By Clint Thompson
Max Runge, Extension specialist in agricultural economics and rural sociology at Auburn University, believes Alabama row crop farmers are feeling the pressure of delivering a profitable season. That, more than anything else, will impact what they produce this year.
“Ideally, we talk about this all the time, stick to your rotations and look for the long-term. A lot of farmers don’t have that option. They’ve got to make it this year,” Runge said. “There’s been tough financial situations in Ag the last few years. They’ve almost got to hit a home run to be able to survive this year.”
It’s hard to imagine a grand slam in cotton with cotton futures set at 56 cents on Friday. Alabama farmers are expected to decrease acres for this upcoming season. This will impact other row crops as well.
“I think cotton prices may bounce up a little bit.
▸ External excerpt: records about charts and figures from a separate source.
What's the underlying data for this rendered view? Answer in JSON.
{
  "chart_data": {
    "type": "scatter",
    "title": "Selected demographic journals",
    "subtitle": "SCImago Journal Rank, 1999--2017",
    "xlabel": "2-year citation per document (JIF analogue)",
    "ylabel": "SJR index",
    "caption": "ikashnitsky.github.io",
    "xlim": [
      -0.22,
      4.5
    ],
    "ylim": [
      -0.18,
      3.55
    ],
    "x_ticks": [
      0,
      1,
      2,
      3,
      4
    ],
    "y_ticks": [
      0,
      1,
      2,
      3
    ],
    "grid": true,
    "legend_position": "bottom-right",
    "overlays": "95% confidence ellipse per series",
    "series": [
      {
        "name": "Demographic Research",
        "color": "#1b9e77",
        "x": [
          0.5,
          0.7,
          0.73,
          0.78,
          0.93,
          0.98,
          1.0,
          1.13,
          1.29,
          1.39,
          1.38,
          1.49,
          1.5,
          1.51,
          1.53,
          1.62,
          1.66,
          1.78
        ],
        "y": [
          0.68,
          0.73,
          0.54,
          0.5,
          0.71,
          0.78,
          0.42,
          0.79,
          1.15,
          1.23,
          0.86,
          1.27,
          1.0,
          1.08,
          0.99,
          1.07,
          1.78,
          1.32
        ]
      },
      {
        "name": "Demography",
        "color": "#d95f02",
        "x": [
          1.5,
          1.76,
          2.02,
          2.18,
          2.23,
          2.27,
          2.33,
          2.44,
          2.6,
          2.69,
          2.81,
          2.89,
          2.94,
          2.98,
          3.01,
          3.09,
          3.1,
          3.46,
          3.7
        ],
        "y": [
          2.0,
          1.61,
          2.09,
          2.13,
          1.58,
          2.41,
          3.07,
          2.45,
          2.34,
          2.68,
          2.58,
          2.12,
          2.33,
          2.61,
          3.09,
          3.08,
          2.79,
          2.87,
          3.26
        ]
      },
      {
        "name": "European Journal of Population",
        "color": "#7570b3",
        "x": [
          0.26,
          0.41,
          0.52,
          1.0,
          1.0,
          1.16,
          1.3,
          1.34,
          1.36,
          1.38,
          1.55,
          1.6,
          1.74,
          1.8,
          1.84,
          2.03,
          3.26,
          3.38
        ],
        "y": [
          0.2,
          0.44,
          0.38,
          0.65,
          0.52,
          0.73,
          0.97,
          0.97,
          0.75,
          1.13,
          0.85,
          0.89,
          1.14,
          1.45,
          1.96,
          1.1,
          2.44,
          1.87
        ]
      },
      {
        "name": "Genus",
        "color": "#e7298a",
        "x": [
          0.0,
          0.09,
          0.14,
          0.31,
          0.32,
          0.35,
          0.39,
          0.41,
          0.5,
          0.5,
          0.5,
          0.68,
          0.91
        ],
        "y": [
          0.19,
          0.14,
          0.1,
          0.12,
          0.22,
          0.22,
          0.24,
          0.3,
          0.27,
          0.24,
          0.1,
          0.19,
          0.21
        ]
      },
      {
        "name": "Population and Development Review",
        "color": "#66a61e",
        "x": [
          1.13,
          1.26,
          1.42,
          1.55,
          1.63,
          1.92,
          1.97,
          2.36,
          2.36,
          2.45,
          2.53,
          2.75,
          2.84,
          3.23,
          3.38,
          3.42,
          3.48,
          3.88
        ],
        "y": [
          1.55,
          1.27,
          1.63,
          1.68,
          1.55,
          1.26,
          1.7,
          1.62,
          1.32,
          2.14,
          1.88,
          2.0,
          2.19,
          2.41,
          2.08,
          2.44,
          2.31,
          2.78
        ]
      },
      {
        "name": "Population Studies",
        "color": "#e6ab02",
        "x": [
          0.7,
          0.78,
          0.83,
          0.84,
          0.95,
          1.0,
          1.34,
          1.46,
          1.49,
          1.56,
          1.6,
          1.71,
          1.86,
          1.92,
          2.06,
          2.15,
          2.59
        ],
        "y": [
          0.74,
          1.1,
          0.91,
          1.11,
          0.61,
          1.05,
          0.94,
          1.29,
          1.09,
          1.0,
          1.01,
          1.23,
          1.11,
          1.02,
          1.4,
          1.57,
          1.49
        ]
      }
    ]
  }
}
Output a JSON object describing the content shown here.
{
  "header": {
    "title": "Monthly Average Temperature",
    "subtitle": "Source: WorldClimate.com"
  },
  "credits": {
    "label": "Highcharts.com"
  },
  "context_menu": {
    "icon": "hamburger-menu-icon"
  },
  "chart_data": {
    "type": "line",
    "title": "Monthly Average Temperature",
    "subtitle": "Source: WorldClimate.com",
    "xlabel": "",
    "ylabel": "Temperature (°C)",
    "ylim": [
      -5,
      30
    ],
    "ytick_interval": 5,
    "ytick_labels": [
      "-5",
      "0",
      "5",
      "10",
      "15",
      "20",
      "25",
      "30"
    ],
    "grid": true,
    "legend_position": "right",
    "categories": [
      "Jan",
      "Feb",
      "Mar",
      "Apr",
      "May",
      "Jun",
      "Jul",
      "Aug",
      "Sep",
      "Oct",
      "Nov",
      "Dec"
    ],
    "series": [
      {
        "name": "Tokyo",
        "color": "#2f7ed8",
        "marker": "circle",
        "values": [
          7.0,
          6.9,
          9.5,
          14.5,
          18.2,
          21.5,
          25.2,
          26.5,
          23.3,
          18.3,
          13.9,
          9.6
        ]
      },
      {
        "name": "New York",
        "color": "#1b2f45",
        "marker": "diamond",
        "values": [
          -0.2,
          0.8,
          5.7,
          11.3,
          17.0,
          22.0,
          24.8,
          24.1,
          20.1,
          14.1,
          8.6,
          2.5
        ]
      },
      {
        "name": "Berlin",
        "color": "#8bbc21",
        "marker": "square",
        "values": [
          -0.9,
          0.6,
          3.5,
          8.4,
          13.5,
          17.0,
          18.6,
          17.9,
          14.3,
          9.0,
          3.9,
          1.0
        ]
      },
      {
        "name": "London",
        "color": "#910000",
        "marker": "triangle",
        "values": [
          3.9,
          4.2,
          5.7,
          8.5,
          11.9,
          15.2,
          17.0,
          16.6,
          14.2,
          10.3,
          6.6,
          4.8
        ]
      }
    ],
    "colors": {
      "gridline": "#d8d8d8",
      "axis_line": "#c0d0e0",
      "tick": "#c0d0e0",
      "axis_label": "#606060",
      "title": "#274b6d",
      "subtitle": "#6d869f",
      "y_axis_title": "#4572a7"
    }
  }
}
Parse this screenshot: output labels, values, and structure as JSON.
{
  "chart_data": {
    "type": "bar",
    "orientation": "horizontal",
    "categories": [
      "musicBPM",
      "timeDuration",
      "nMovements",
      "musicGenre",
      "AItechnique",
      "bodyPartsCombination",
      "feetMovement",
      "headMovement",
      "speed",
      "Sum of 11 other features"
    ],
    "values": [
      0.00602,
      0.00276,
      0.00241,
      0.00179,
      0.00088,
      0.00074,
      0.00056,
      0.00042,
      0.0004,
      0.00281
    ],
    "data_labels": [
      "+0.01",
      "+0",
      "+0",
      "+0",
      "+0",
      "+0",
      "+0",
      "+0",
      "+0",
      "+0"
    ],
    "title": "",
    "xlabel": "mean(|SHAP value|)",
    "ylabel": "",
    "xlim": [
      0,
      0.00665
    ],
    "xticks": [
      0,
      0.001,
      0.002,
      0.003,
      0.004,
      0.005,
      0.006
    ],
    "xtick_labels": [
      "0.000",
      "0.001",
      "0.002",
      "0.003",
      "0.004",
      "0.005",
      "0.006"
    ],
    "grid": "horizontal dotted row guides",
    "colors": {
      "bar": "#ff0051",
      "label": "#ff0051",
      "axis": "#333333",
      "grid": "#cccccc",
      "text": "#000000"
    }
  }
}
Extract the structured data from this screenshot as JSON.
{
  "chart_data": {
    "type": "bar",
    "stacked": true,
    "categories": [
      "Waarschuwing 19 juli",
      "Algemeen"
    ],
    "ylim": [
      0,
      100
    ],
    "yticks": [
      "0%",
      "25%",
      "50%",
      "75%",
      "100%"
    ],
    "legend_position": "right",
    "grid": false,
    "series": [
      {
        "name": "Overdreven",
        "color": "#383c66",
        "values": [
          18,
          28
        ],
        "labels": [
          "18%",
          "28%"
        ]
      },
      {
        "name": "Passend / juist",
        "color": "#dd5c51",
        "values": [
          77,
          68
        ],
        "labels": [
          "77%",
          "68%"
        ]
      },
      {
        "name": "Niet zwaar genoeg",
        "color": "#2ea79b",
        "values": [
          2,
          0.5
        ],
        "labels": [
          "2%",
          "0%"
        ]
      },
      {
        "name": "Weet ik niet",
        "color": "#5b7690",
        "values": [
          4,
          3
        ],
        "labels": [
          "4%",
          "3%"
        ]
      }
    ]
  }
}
I don’t think it’ll certainly be what it was in January when we were close to 70 cents,” Runge said. “The question comes, does some of those acres stay like they were or do we swap them. I think we may see a little increase in soybean acres, a few less cotton acres and peanuts probably steady to up just a little bit.”
According to USDA NASS, prospective acres of cotton are down 2% at 530,000 acres. Peanuts are estimated at 165,000 acres, up 3% from 2019. And, soybeans are projected at 260,000 acres, a 2% decrease from last year.
The current financial crunch did not squelch corn producers’ intentions. Corn is up 16% with an estimated acreage of 370,000 acres.
“As far as corn’s concerned, for the most part, I think that was pretty much already set in stone. We already started planting at the end of February and early March in South Alabama and moving forward. Even the guys in North Alabama probably had their seed ready,” Runge said.